Yea, I know! I have a lot of photos - and I shoot raw+jpeg with cameras that create really big raw files (e.g. Sony A7R cameras and Fuji Medium Format camera). The the images that are still “active” in some fashion are in iCloud (about 1.2 TB) and I have 4 TB of internal SSDs for both my Mac Studio and my Mac MBP16 - so those images are “local” too. But I have the big external SSDs so why not? If I have any complaint about Mac OS it is that it doesn’t seem to handle the really big data folders very well. Even just regular copies in the Finder of one SSD to another can fail - and often do. I generally use ChronoSync for these copies - a bit slower but they work!

David

I got another “Drive Unreadable” message after waking from sleep for the 8TB SSD again. (The drive is fine.) I have another hypothesis that I am going to check. This drive is connected directly to one of the four TB/USB ports on the back of the Mac Studio (M4). One possibility is that the Mac is not supplying enough power for the connection (or it is very marginal). I have moved the drive to a powered dock (which I know provides more power) and see if that helps.

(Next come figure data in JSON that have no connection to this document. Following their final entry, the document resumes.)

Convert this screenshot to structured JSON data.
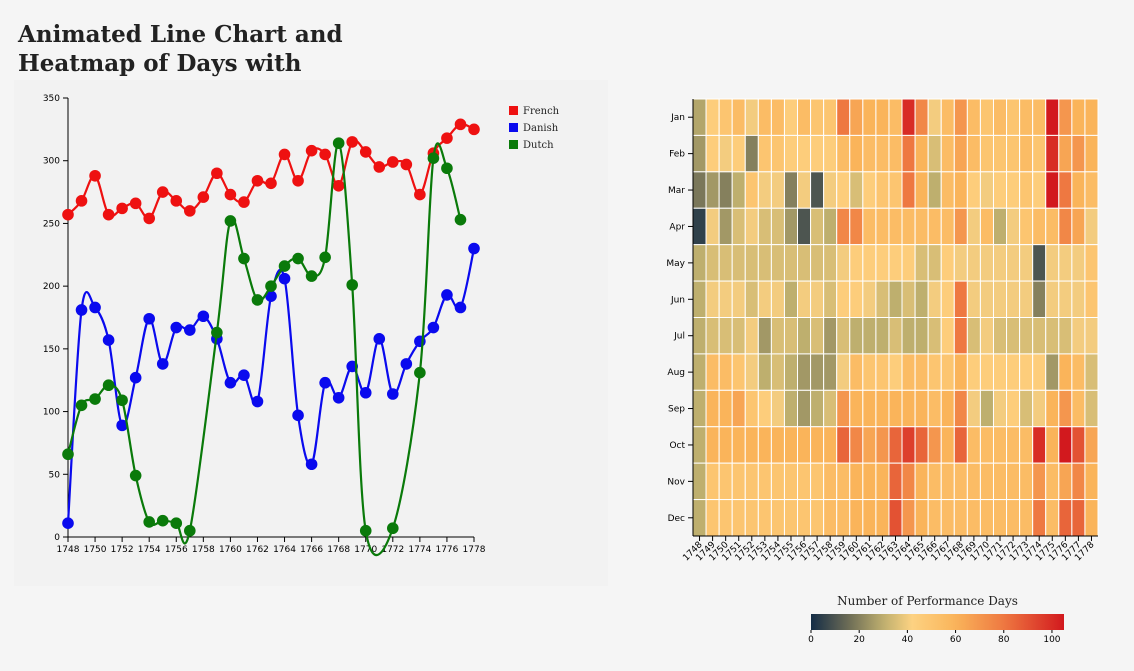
{
  "title": "Animated Line Chart and Heatmap of Days with Performances",
  "chart_data": [
    {
      "type": "line",
      "x": [
        1748,
        1749,
        1750,
        1751,
        1752,
        1753,
        1754,
        1755,
        1756,
        1757,
        1758,
        1759,
        1760,
        1761,
        1762,
        1763,
        1764,
        1765,
        1766,
        1767,
        1768,
        1769,
        1770,
        1771,
        1772,
        1773,
        1774,
        1775,
        1776,
        1777,
        1778
      ],
      "xticks": [
        "1748",
        "1750",
        "1752",
        "1754",
        "1756",
        "1758",
        "1760",
        "1762",
        "1764",
        "1766",
        "1768",
        "1770",
        "1772",
        "1774",
        "1776",
        "1778"
      ],
      "ylim": [
        0,
        350
      ],
      "yticks": [
        "0",
        "50",
        "100",
        "150",
        "200",
        "250",
        "300",
        "350"
      ],
      "legend_position": "top-right",
      "series": [
        {
          "name": "French",
          "color": "#ee1111",
          "values": [
            257,
            268,
            288,
            257,
            262,
            266,
            254,
            275,
            268,
            260,
            271,
            290,
            273,
            267,
            284,
            282,
            305,
            284,
            308,
            305,
            280,
            315,
            307,
            295,
            299,
            297,
            273,
            306,
            318,
            329,
            325
          ]
        },
        {
          "name": "Danish",
          "color": "#0a0aee",
          "values": [
            11,
            181,
            183,
            157,
            89,
            127,
            174,
            138,
            167,
            165,
            176,
            158,
            123,
            129,
            108,
            192,
            206,
            97,
            58,
            123,
            111,
            136,
            115,
            158,
            114,
            138,
            156,
            167,
            193,
            183,
            230
          ]
        },
        {
          "name": "Dutch",
          "color": "#0a7a0a",
          "values": [
            66,
            105,
            110,
            121,
            109,
            49,
            12,
            13,
            11,
            5,
            null,
            163,
            252,
            222,
            189,
            200,
            216,
            222,
            208,
            223,
            314,
            201,
            5,
            null,
            7,
            null,
            131,
            302,
            294,
            253,
            null
          ]
        }
      ]
    },
    {
      "type": "heatmap",
      "x_labels": [
        "1748",
        "1749",
        "1750",
        "1751",
        "1752",
        "1753",
        "1754",
        "1755",
        "1756",
        "1757",
        "1758",
        "1759",
        "1760",
        "1761",
        "1762",
        "1763",
        "1764",
        "1765",
        "1766",
        "1767",
        "1768",
        "1769",
        "1770",
        "1771",
        "1772",
        "1773",
        "1774",
        "1775",
        "1776",
        "1777",
        "1778"
      ],
      "y_labels": [
        "Jan",
        "Feb",
        "Mar",
        "Apr",
        "May",
        "Jun",
        "Jul",
        "Aug",
        "Sep",
        "Oct",
        "Nov",
        "Dec"
      ],
      "colorbar_title": "Number of Performance Days",
      "colorbar_ticks": [
        "0",
        "20",
        "40",
        "60",
        "80",
        "100"
      ],
      "colorbar_range": [
        0,
        105
      ],
      "values": [
        [
          28,
          45,
          50,
          55,
          40,
          55,
          55,
          45,
          55,
          50,
          50,
          80,
          65,
          60,
          60,
          55,
          100,
          75,
          40,
          55,
          70,
          55,
          50,
          55,
          50,
          55,
          55,
          110,
          70,
          60,
          60
        ],
        [
          25,
          45,
          40,
          45,
          20,
          50,
          50,
          45,
          45,
          45,
          45,
          55,
          60,
          55,
          55,
          55,
          80,
          60,
          35,
          55,
          65,
          55,
          50,
          50,
          50,
          55,
          50,
          100,
          65,
          70,
          60
        ],
        [
          18,
          25,
          20,
          30,
          50,
          40,
          40,
          20,
          40,
          10,
          40,
          45,
          35,
          45,
          50,
          50,
          80,
          60,
          30,
          55,
          60,
          45,
          40,
          45,
          45,
          50,
          45,
          105,
          80,
          60,
          55
        ],
        [
          5,
          40,
          25,
          35,
          40,
          35,
          35,
          25,
          10,
          35,
          30,
          75,
          75,
          55,
          55,
          55,
          55,
          55,
          55,
          55,
          70,
          40,
          55,
          30,
          40,
          50,
          55,
          55,
          75,
          65,
          40
        ],
        [
          30,
          35,
          35,
          35,
          35,
          35,
          35,
          35,
          35,
          35,
          35,
          40,
          45,
          45,
          45,
          45,
          45,
          35,
          35,
          45,
          40,
          40,
          40,
          40,
          40,
          40,
          10,
          40,
          40,
          40,
          50
        ],
        [
          30,
          40,
          40,
          40,
          35,
          40,
          40,
          30,
          40,
          40,
          35,
          45,
          45,
          40,
          35,
          30,
          35,
          30,
          40,
          45,
          80,
          40,
          40,
          40,
          40,
          40,
          20,
          40,
          40,
          40,
          50
        ],
        [
          30,
          35,
          35,
          35,
          40,
          25,
          35,
          35,
          30,
          35,
          25,
          35,
          30,
          30,
          30,
          35,
          30,
          30,
          35,
          45,
          80,
          35,
          40,
          35,
          35,
          35,
          35,
          35,
          35,
          40,
          40
        ],
        [
          30,
          55,
          55,
          50,
          40,
          30,
          35,
          30,
          25,
          25,
          25,
          40,
          55,
          50,
          50,
          45,
          55,
          55,
          50,
          50,
          60,
          45,
          45,
          45,
          45,
          45,
          45,
          25,
          60,
          55,
          35
        ],
        [
          30,
          60,
          60,
          65,
          50,
          45,
          40,
          30,
          25,
          30,
          35,
          70,
          60,
          60,
          60,
          60,
          60,
          60,
          55,
          60,
          75,
          40,
          30,
          40,
          45,
          35,
          40,
          60,
          70,
          55,
          35
        ],
        [
          30,
          60,
          60,
          60,
          60,
          60,
          60,
          60,
          60,
          60,
          60,
          85,
          75,
          65,
          70,
          85,
          95,
          85,
          70,
          60,
          85,
          55,
          55,
          55,
          55,
          55,
          100,
          60,
          105,
          90,
          65
        ],
        [
          30,
          50,
          50,
          50,
          50,
          50,
          50,
          50,
          50,
          50,
          55,
          55,
          60,
          60,
          60,
          85,
          75,
          60,
          55,
          55,
          55,
          55,
          55,
          55,
          55,
          55,
          70,
          55,
          65,
          75,
          60
        ],
        [
          30,
          50,
          50,
          50,
          50,
          50,
          50,
          50,
          50,
          50,
          55,
          55,
          60,
          60,
          60,
          90,
          70,
          60,
          55,
          55,
          55,
          55,
          55,
          55,
          55,
          55,
          80,
          55,
          85,
          85,
          60
        ]
      ]
    }
  ]
}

I know power is an issue with Macs (not just the Mac Studio) and if you use all the ports for devices that need power, then you can have problems. (On my M1 Mac Studio I used to get error messages saying too may devices were connected.). This power issue also occurs for one of my cameras - a Fuji GFX100SII Medium Format camera. The Mac doesn’t recognize the camera if the USB cable is connect directly to the Mac Studio - but it works fine if the connection is to the powered dock. (This camera is unusual - I have other cameras that don’t have this power requirement.)

So, I will see if this fixes the issue.